Anche l’utente inesperto deve sapere come fare. Altrimenti rischia di non poter usare un pacchetto come è successo a me.
Dai, Tommaso, non ci vuole niente; la prima volta ti impressioni per le quattro cose che bisognerebbe fare, la seconda volta le fai senza neanche pensarci.
Hai due possibilità:
1) lavori con il tuo albero personale decomprimendo tutto in una sola cartella e ti prendi un appunto di cancellare l’intera cartella appena installi la 2013, oppure
2) decomprimi tutto nella cartella del ramo source (texmf-dist/source/latex/pacchetto); esegui pdflatex sul file pacchetto.ins oppure direttamente sul file pacchetto.dtx; sposti i file pdf di documentazione nella cartella della documentazione (texmf-distr/doc/latex/pacchetto), sposti i file .cls, sty, .def e gli altri file che presumibilmente devono essere letti da LaTeX nella cartella di LaTeX (texmf-distr/tex/latex/pacchetto); se ci sono dei file .tex che rappresentano degli esempi compilabili o dei template, li sposti nella stessa cartella di LaTeX. Ovviamente devi agire da super user. o root o administrator a seconda della tua piattaforma e sistema operativo e ovviamente devi far andare il programma mktexlsr per aggiornare il database dei nomi dei file.

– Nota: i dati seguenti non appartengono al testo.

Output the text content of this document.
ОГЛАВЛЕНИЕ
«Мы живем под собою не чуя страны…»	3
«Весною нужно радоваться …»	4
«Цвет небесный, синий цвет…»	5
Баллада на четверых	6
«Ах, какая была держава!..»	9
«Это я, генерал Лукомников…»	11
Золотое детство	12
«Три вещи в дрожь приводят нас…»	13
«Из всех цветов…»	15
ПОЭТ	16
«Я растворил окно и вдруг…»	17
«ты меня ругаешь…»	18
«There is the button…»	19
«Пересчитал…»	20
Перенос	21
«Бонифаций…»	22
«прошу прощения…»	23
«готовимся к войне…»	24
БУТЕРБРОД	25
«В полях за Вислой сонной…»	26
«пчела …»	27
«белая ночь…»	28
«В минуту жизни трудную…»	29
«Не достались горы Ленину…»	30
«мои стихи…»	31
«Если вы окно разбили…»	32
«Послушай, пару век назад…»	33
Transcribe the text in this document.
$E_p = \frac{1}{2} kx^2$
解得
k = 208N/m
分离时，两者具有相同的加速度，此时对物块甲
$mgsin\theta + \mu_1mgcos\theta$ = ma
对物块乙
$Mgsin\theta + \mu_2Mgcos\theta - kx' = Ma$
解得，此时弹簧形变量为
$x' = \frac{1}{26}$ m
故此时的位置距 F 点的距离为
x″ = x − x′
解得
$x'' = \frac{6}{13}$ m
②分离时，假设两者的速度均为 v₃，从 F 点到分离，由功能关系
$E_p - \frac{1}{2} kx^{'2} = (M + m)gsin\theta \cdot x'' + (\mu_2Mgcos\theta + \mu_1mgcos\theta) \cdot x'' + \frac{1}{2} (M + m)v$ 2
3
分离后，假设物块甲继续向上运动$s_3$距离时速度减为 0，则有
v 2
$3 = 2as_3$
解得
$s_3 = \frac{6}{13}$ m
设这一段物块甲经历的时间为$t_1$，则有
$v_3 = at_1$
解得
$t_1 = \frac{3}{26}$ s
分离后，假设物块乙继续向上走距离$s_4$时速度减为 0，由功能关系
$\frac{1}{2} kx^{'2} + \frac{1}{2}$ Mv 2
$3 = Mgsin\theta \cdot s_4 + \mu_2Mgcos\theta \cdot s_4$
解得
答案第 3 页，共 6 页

Ammetto che la cosa sia complicata quando ci sono i font di mezzo, ma per i “normali” pacchetti non è una operazione affatto difficile.
E poi è o dovrebbe essere tutto scritto nel file README che dovrebbe sempre essere presente in ogni .zip scaricato da CTAN, cosa che puoi fare sempre, un paio di giorni dopo che il pacchetto è stato caricato su CTAN dall’autore. Raramente noto che i miei pacchetti diventano disponibili su CTAN dopo più di due giorni.
Quindi se quel pacchetto di chimica ti serve, installatelo a mano,; hai una buona motivazione per cimentarti e toglierti la paura.
Poi se il congelamento non ci fosse, ovviamente, sarebbe molto meglio; se si potesse scaricare alla velocità propagandata dal mio provider di 7MiB/s, ci vorrebbero pochi minuti per scaricare l’intera distribuzione; peccato che la velocità effettiva vari, a seconda del traffico sulla rete, da 200 KiB/s a 800 KiB/s, quindi da circa 10 a 40 volte più lento. Quando eseguo il download di MacTeX per una nuova installazione di solito ci impiego da 30 a 40 minuti; questo è l’unico difetto, non imputabile a TeX Live, che io trovo in ogni distribuzione così grande, ma nelle promesse da marinaio degli Internet Service Provider 🙁
Ecco: quelle poche righe che ho scritto sopra potrebbero costituire una soto sottosezione dell’Arte per indicare anche all’utente inesperto un salvagente per i tre mesi di congelamento.